PATI, Lingkarjateng.id – Di akhir tahun 2025 lalu, Pemerintah Kabupaten (Pemkab) Pati bersama dengan DPRD menyepakati pinjaman sebesar Rp90 miliar kepada Bank Jateng untuk tujuan penyelesaian perbaikan infrastruktur jalan di tahun 2026. Tetapi dari besaran pinjaman tersebut hanya bisa cair sebesar Rp67 miliar.
Pelaksana tugas (Plt) Bupati Pati Risma Ardhi Chandra mengungkapkan pinjaman Rp90 miliar itu ditolak oleh Kementerian Keuangan (Kemenkeu) dengan alasan menyalahi aturan.
“Kemarin yang pinjaman dari BPD Jateng disetujui Rp90 miliar, tetapi sesuai dengan perundangan ataupun peraturan menteri keuangan cuman disetujui Rp67 miliar,” kata Chandra saat menghadiri acara Partai Demokrat di Hotel Gritary Pati, Minggu 26 April 2026.
Meski mengaku tidak masalah, Chandra menilai nominal anggaran tersebut cukup untuk melaksanakan proyek perbaikan jalan.
Ia menegaskan akan segera berkoordinasi dengan DPRD terkait ruas jalan mana saja yang membutuhkan perbaikan segera.

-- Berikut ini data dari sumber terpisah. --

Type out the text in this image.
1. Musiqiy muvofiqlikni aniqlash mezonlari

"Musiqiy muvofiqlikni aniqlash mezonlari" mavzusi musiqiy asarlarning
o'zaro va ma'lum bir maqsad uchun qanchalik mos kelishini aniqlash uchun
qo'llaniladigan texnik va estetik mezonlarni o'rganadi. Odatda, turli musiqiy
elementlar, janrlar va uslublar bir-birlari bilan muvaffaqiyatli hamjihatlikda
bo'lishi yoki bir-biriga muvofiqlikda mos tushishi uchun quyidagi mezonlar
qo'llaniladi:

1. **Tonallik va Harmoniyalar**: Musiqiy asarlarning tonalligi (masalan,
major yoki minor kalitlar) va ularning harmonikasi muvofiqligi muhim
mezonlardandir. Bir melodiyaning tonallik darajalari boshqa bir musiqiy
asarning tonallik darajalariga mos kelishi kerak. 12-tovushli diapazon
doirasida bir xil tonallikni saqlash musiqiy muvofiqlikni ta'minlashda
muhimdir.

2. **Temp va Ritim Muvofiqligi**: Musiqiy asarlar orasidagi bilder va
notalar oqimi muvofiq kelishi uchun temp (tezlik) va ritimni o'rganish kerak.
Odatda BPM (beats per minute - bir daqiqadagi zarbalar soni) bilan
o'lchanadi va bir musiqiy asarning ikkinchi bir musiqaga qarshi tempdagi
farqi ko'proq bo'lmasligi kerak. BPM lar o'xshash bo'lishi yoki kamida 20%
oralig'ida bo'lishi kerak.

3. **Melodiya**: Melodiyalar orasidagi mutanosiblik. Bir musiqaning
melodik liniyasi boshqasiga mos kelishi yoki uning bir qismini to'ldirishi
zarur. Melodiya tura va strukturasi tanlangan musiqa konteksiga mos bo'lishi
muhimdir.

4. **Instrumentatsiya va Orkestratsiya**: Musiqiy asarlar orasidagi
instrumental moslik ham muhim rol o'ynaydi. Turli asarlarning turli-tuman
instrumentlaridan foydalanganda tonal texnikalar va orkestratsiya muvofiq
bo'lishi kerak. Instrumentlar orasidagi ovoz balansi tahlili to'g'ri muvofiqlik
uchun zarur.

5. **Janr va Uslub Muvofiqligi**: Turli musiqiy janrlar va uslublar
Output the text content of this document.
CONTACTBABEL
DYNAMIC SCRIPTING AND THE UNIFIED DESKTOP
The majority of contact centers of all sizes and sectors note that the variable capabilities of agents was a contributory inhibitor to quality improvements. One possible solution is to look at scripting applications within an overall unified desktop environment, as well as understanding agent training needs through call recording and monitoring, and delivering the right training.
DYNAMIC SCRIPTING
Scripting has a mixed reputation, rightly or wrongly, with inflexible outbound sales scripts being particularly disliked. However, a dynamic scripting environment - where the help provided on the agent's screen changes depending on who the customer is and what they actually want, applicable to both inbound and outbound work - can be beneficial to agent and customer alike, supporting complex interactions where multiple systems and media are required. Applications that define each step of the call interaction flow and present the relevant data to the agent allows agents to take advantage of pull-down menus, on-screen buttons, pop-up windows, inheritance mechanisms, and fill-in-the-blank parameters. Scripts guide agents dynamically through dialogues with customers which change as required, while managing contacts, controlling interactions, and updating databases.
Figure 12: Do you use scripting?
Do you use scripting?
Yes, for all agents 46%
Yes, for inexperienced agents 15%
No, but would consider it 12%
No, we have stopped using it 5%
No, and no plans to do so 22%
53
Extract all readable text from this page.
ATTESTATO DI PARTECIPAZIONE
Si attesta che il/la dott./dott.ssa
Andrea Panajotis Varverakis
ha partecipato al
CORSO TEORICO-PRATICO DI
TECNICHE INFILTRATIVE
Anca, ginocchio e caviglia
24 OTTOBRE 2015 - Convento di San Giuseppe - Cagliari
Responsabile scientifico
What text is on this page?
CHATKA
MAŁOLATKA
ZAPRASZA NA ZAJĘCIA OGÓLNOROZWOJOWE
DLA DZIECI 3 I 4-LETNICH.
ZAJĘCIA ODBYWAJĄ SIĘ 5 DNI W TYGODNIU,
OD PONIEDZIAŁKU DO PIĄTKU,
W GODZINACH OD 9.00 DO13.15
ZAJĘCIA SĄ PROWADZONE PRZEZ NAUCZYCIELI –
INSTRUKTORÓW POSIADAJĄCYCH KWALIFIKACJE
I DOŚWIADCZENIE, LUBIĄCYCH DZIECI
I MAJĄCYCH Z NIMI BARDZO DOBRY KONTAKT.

“Jadi nanti kami akan koordinasi dengan anggota dewan supaya kami semua bisa saling kontrol daerah jalan mana saja yang urgen. Yang lain nanti kita lanjutkan di anggaran perubahan,” imbuhnya.
Dirinya pun berharap proyek infrastruktur dapat selesai di 2027, sehingga pada tahun selanjutnya Pemkab Pati bisa fokus untuk peningkatan kualitas pendidikan dan kesehatan.
“Jadi infrastruktur kita benahi di 2026 dan 2027, selanjutnya fokus kami di pendidikan dan kesehatan,” tutup Chandra.